Unique survivante d’une longue série de maisons victoriennes qui occupaient le côté est du chemin de la Côte-des-Neiges entre la rue Van Horne au sud et la voie ferrée au nord, la maison Roy abrite maintenant le Centre de pédiatrie sociale du Docteur Julien pour le quartier Côte-des-Neiges.
Construite vers 1880, bien qu’on soupçonne que certaines parties soient beaucoup plus anciennes, la maison a été acquise par M. Michel-Éric Fournelle avec l’intention de la restaurer et de la mettre à la disposition du Dr Julien.
Depuis plusieurs années, M. Fournelle louait au Centre de pédiatrie sociale des espaces dans un immeuble du voisinage.
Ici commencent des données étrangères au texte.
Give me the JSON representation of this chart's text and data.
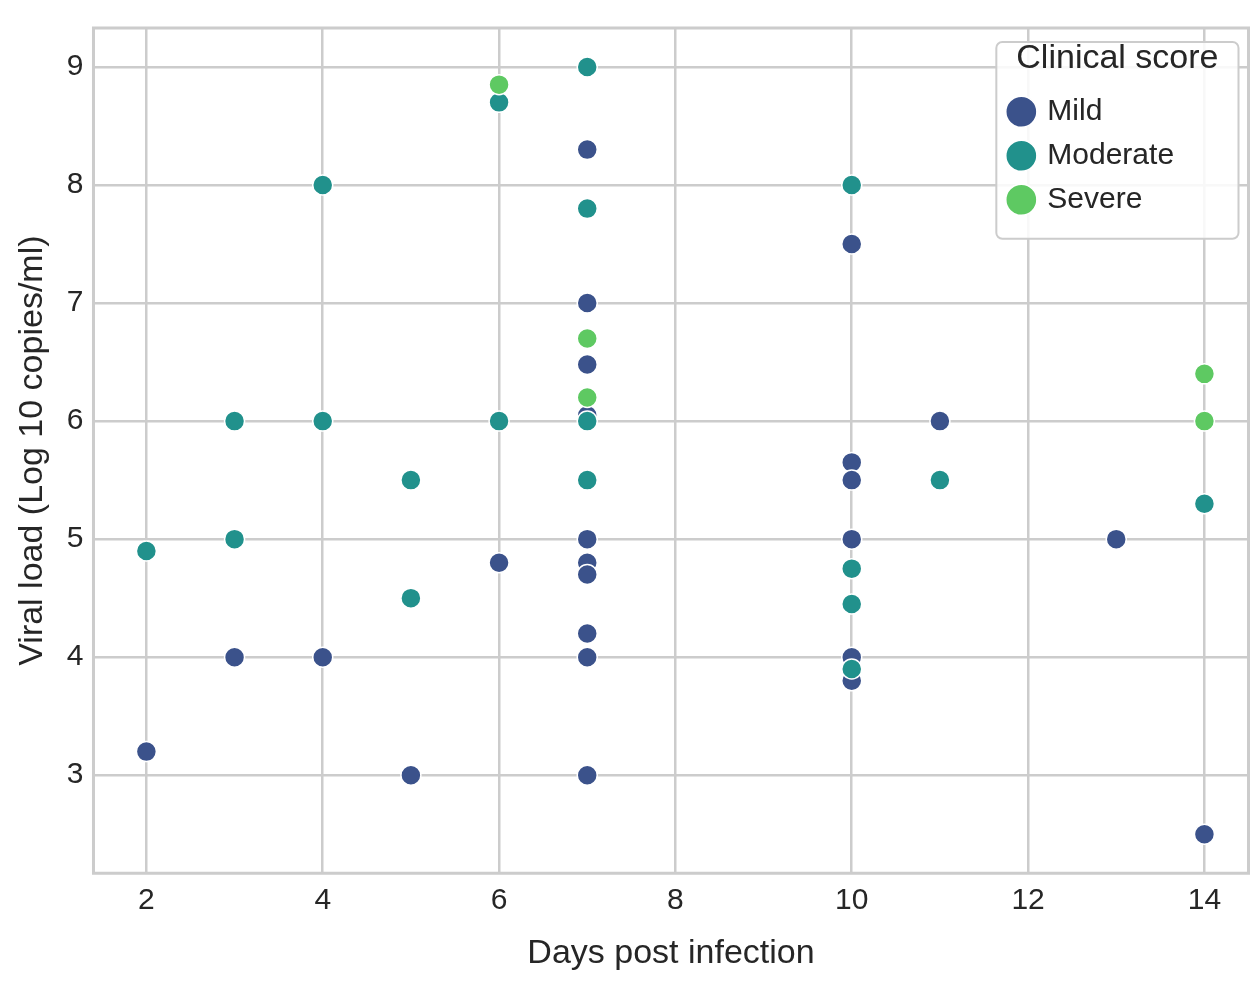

Or, il se trouve que, le rapport entre les deux parties, de nature purement commerciale qu’il était au début, s’est peu à peu transformé en un engagement social de la part du propriétaire. C’est ainsi que, souhaitant vendre son immeuble, celui-ci a voulu s’assurer que le Centre continuerait d’être bien logé. La maison Roy, à quelques minutes de marche, était à vendre. Le charme de son ancienneté, son caractère familial, son jardin privé et son accès direct à un parc municipal doté d’installations sportives lui ont semblé le cadre idéal pour une institution s’adressant à des enfants comme c’est le cas du Centre.
L’installation du Centre dans la maison ne pouvait cependant se faire sans changer le zonage de résidentiel à non-résidentiel ce qui fut obtenu à la suite de quatre longues réunions du Conseil d’arrondissement.
La maison étant considérée « d’intérêt patrimonial » par les autorités municipales, on ne pouvait en altérer l’extérieur ni même en modifier les couleurs sans une autorisation préalable. Cependant, à l’intérieur, on avait toute liberté. Au moment de son acquisition, la maison était dans un état répondant aux exigences des années 1950-60. Selon la mentalité répandue à cette époque, on s’était efforcé de camoufler son âge et certaines mises à jour avaient eu souvent pour résultat de lui faire perdre son cachet. La restauration a donc constitué en grande partie à enlever ce qui avait été ajouté pour retrouver l’apparence d’origine.
Le processus de restauration s’est engagé par le retrait de l’amiante qui constituait un empêchement majeur à l’installation d’une clinique. Puis ce fut l’isolation à l’uréthane, le remplacement du chauffage à l’huile par le gaz et la climatisation. Un investissement important a été consenti en ce qui touche la maçonnerie. Grâce à la compétence du maçon Yann Petit de Ancestro Maçonnerie, la recette adéquate du mortier a été identifiée. C’est au cours de ces travaux qu’on a découvert un âtre disparu sous un faux mur et les murs de la cuisine ont été remis à la pierre. L’évier, très ancien, constitué d’une pierre creusée et d’une ouverture pratiquée dans le mur extérieur de la maison afin d’évacuer l’eau, a été conservé.
Les murs ont été libérés de leur revêtement de « popcorn shrimp ». Les boiseries ont été décapées et traitées par l’ébéniste Marcelo Heresmann ; aucune d’entre elles n’a été sacrifiée. Toutes les pièces ont conservé leur dimension d’origine sauf dans un cas où une paroi a dû être installée pour créer deux bureaux.
Les fenêtres sont telles qu’elles étaient au moment de l’achat de la maison, c’est-à-dire contemporaines. On a cependant pris soin de retirer les carreaux qui avaient été ajoutés par des propriétaires précédents dans le but de faire ancien.
La main courante de l’escalier a été rehaussée par la base; le garde-fou de la galerie subira bientôt le même sort conformément aux règlements en vigueur.
Cette restauration devait relever un double défi: redonner à la maison son cachet d’origine tout en répondant aux exigences de sa nouvelle fonction. Selon la directrice du Centre, la psycho-éducatrice Vedrana Petrovic, les enfants ont l’impression d’entrer dans une maison familiale accueillante et chaleureuse plutôt que dans une froide clinique bien qu’ils s’y rendent pour des raisons médicales. Ils aiment l’ancienneté de la maison et l’atmosphère qui s’en dégage facilite les traitements. Le jardin qui jouxte la maison contribue à la fonction sociale puisqu’on y a aménagé un potager urbain où les enfants se familiariseront avec les légumes et les herbes.
Les anciennes propriétaires, infirmières de profession, désiraient vendre leur maison à un acheteur susceptible de la conserver et de lui donner un usage humanitaire. C’est ce que M. Fournelle souhaitait de son côté. Le hasard mais aussi les volontés individuelles ont bien fait les choses.
Article tiré de La Lucarne – Été 2019 (Vol XL, numéro 3).